Money, it seems, has a tribal memory, too. "Belfast's heading southwards," the man said, "but then that's been true since the 19th century. No one's putting private money into Royal Avenue," writes Fionnuala O'Connor.
He was describing the downside of the gloss people see when they get off the train at Central Station, the pull exerted on the city's development by the increasing affluence of south Belfast. But a recent habit of the Republic's citizens was in his mind as well. The Border Question has a new human face: the astute face of investors with well-founded hopes of profits. A considerable share of Belfast's glitz today is courtesy of cash from Dublin and points south and west.
The growing number of investors from the Republic put their money in a city which must puzzle some, at least initially. Belfast is a mix now of centre-city redevelopment and wasteland, comfortable-to-affluent suburbs and good-looking public housing stock that masks old deprivation. The composite picture may be transient, or the pattern for the next century.
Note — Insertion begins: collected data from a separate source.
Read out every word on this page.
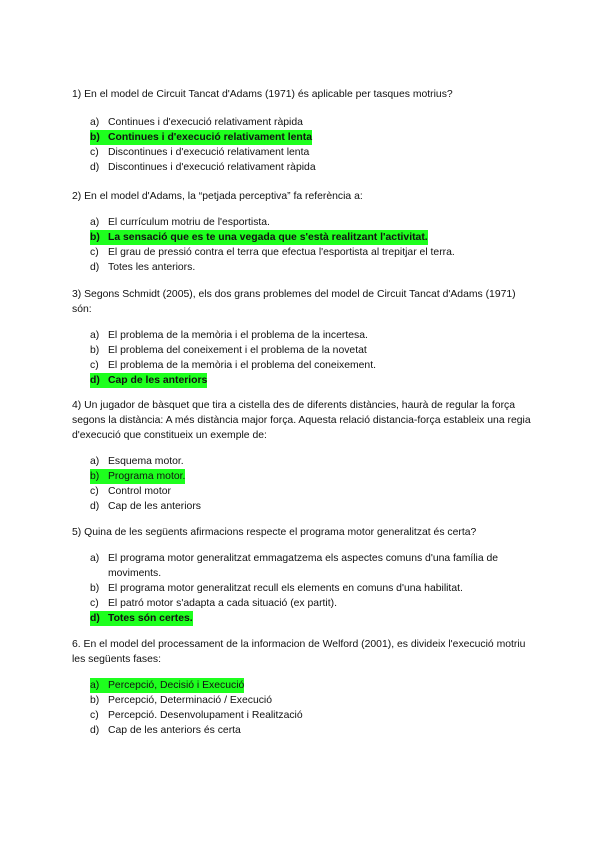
1) En el model de Circuit Tancat d'Adams (1971) és aplicable per tasques motrius?

a) Continues i d'execució relativament ràpida
b) Continues i d'execució relativament lenta
c) Discontinues i d'execució relativament lenta
d) Discontinues i d'execució relativament ràpida

2) En el model d'Adams, la “petjada perceptiva” fa referència a:

a) El currículum motriu de l'esportista.
b) La sensació que es te una vegada que s'està realitzant l'activitat.
c) El grau de pressió contra el terra que efectua l'esportista al trepitjar el terra.
d) Totes les anteriors.

3) Segons Schmidt (2005), els dos grans problemes del model de Circuit Tancat d'Adams (1971) són:

a) El problema de la memòria i el problema de la incertesa.
b) El problema del coneixement i el problema de la novetat
c) El problema de la memòria i el problema del coneixement.
d) Cap de les anteriors

4) Un jugador de bàsquet que tira a cistella des de diferents distàncies, haurà de regular la força segons la distància: A més distància major força. Aquesta relació distancia-força estableix una regia d'execució que constitueix un exemple de:

a) Esquema motor.
b) Programa motor.
c) Control motor
d) Cap de les anteriors

5) Quina de les següents afirmacions respecte el programa motor generalitzat és certa?

a) El programa motor generalitzat emmagatzema els aspectes comuns d'una família de moviments.
b) El programa motor generalitzat recull els elements en comuns d'una habilitat.
c) El patró motor s'adapta a cada situació (ex partit).
d) Totes són certes.

6. En el model del processament de la informacion de Welford (2001), es divideix l'execució motriu les següents fases:

a) Percepció, Decisió i Execució
b) Percepció, Determinació / Execució
c) Percepció. Desenvolupament i Realització
d) Cap de les anteriors és certa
About 10 years back it stopped making sense for veteran reporters to take newcomers around the "worst" parts of the city, to show them the stockpile for violence of poverty and bad housing. "We've just come from Mexico/Thailand/Liverpool/Limerick," the strangers began to say, "we don't recognise this as poverty."
The picture is not all it seems, of course, as many in the neighbouring state know well. Terraces of new redbrick and beautifully tended front gardens do not signify a city of social harmony, much less a population of well-paid secure earners. Protestant districts especially are ageing and increasingly depopulated, Catholic districts overcrowded to bursting point in the north and west: a story for another day, a mismatch of need and provision that plagues town planners and, more sharply and personally, families on waiting lists.
A partial solution occurs to an academic with more worldly knowledge than most, only slightly tongue in cheek: "You could deal with the overspill from Ardoyne and New Lodge straight off if the army would move out of Girdwood, biggest barracks in the city - the only one with a parade ground! But they stay for the symbolism, to soothe unionists."
More than 98 per cent of Belfast's predominantly well-appointed social housing is entirely segregated. As is the rest of the place. Drive an innocent visitor around the more affluent areas and on some tree-lined avenue, depending on their creed of origin, you may have to discourage their wish to move in with a brusque, "No, not for the likes of you."
In more than 80 per cent of the well-planned little courts and squares, as in three-storey houses cleverly designed to echo the style of 19th- and early 20th-century tenements, but now for single families, housing and other allowances for the unemployed and low-paid cover all or part of the rent.
"If you can pay the rent yourself you can afford a mortgage," says one observer, adding with breezy political incorrectness: "West Belfast they're all in their beds, unemployed unto the third generation. Most of the people working in the morning in this city are from Tyrone. That's why you get all those cars parked at roundabouts miles out of Belfast, commuting plumbers sharing the drive."
Southerners raised on a television diet of the North as Troubled land or their parents' warnings to stay away drive into Belfast now and see opportunity instead of dread. On a sunny day, if you're determined not to prejudge the place on its history and willing to be charmed at first sight, it's glitz as far as the eye can see.
The road from Dublin rolls in past apartment blocks beside the motorway with come-on posters: "If you lived here you'd be home by now." Belfast's comparative lack of traffic jams must feed Southern goodwill.
Those who arrive at Central Station meet new apartments inside yards, and some make two trips every day. "On the train to work in Dublin in the morning now, back in the evening, quicker for some than commuting from Lucan," marvels a Northerner still adjusting to the idea of apartment-living in Belfast, let alone apartments-as-investment.
Like many she thinks only a few will be deterred by the recent unpleasantness in the faded loyalist heartland of Sandy Row, where the new block called Whitehall Square brought agitation demanding "Republicans Out". For as long as entire terraces in unpopular Belfast districts cost less than some houses in Dublin, the surge northwards will continue.
"For as long as I can remember," says the worldly academic, "governments poured in public money to pull Belfast northwards. So there's a restaurant or two and a few offices. When the shops shut, still nothing but tumbleweed round St Anne's Cathedral."